Dynamic Range – The span between the quietest and loudest parts of a signal.
Fade-In – Often uses exponential curves for a natural ramp-up in dynamic material.
Fade-Out – DJs time this curve to hit an exact post when talking over music.
Gain – Input level control that sets signal-to-noise ratio before any processing.
Headroom – The dB margin between the operating level and 0 dBFS, preventing digital clipping.
Input Gain – Sets level before ADC – too high clips, too low increases hiss.
Filters & EQ
All-Pass Filter – Alters phase across the spectrum while leaving amplitude flat, useful for phasers and delay compensation.
Audio Filter – A circuit or algorithm that boosts or cuts selected frequency bands to shape timbre.
Band-pass Filter – Lets only a mid-range slice through, perfect for “radio voice” FX.
Equalization (EQ) – Boosts or cuts frequency bands to fix tone or create space.

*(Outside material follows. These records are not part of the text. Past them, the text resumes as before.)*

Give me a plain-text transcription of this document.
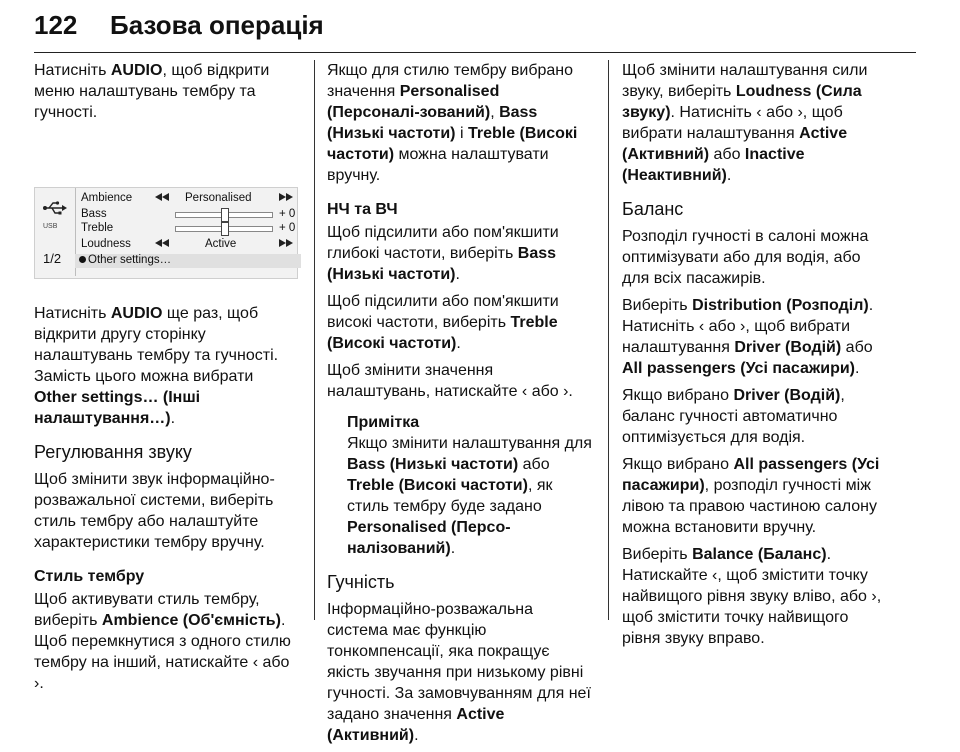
122 Базова операція

Натисніть AUDIO, щоб відкрити меню налаштувань тембру та гучності.

USB
1/2
Ambience	Personalised
Bass	+ 0
Treble	+ 0
Loudness	Active
Other settings…

Натисніть AUDIO ще раз, щоб відкрити другу сторінку налаштувань тембру та гучності. Замість цього можна вибрати Other settings… (Інші налаштування…).

Регулювання звуку

Щоб змінити звук інформаційно-розважальної системи, виберіть стиль тембру або налаштуйте характеристики тембру вручну.

Стиль тембру

Щоб активувати стиль тембру, виберіть Ambience (Об'ємність). Щоб перемкнутися з одного стилю тембру на інший, натискайте ‹ або ›.

Якщо для стилю тембру вибрано значення Personalised (Персоналі-зований), Bass (Низькі частоти) і Treble (Високі частоти) можна налаштувати вручну.

НЧ та ВЧ

Щоб підсилити або пом'якшити глибокі частоти, виберіть Bass (Низькі частоти).

Щоб підсилити або пом'якшити високі частоти, виберіть Treble (Високі частоти).

Щоб змінити значення налаштувань, натискайте ‹ або ›.

Примітка
Якщо змінити налаштування для Bass (Низькі частоти) або Treble (Високі частоти), як стиль тембру буде задано Personalised (Персо-налізований).
Гучність

Інформаційно-розважальна система має функцію тонкомпенсації, яка покращує якість звучання при низькому рівні гучності. За замовчуванням для неї задано значення Active (Активний).

Щоб змінити налаштування сили звуку, виберіть Loudness (Сила звуку). Натисніть ‹ або ›, щоб вибрати налаштування Active (Активний) або Inactive (Неактивний).

Баланс

Розподіл гучності в салоні можна оптимізувати або для водія, або для всіх пасажирів.

Виберіть Distribution (Розподіл). Натисніть ‹ або ›, щоб вибрати налаштування Driver (Водій) або All passengers (Усі пасажири).

Якщо вибрано Driver (Водій), баланс гучності автоматично оптимізується для водія.

Якщо вибрано All passengers (Усі пасажири), розподіл гучності між лівою та правою частиною салону можна встановити вручну.

Виберіть Balance (Баланс). Натискайте ‹, щоб змістити точку найвищого рівня звуку вліво, або ›, щоб змістити точку найвищого рівня звуку вправо.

Equalizer – Hardware or plug-in with fixed or sweepable bands for fast tone shaping.
Filtering – Blanket term for shaping spectra with HPF, LPF, and parametric EQ moves.
Formant – Resonant vocal peaks that define vowel identity – pitch-shifters preserve them for realism.
Frequency – Cycles per second that our ears hear as pitch or timbre.
Hertz – Cycles-per-second unit used to mark EQ center frequencies and LFO rates.
High-Pass Filter – Rolls off sub-bass to stop plosives and stage-rumble.
Low-Pass Filter – Removes harsh highs – DJs sweep it for tension before a drop.
Notch Filter – Cuts a razor-thin band to remove hum or feedback without altering overall tone.
Noise Reduction & Restoration
Adaptive Noise Removal – A dynamic filter that tracks changing background hiss or hum and attenuates it frame-by-frame.
Background Noise – Typically reduced with spectral subtraction or multiband expansion.
Hiss – Broadband noise from pre-amps or tape, reduced with gentle high-frequency expansion.
Plug-in Platforms & Umbrella Terms
AU Plug-ins – Signal processors wrapped in Apple’s Core Audio framework, supporting parameter automation and latency reporting.
Audio Effects – Any processor that changes level, tone, space, or time to reshape the raw recording.
Time & Spatial Effects
Echo – Repeats the signal at timed intervals, creating a sense of space or rhythm.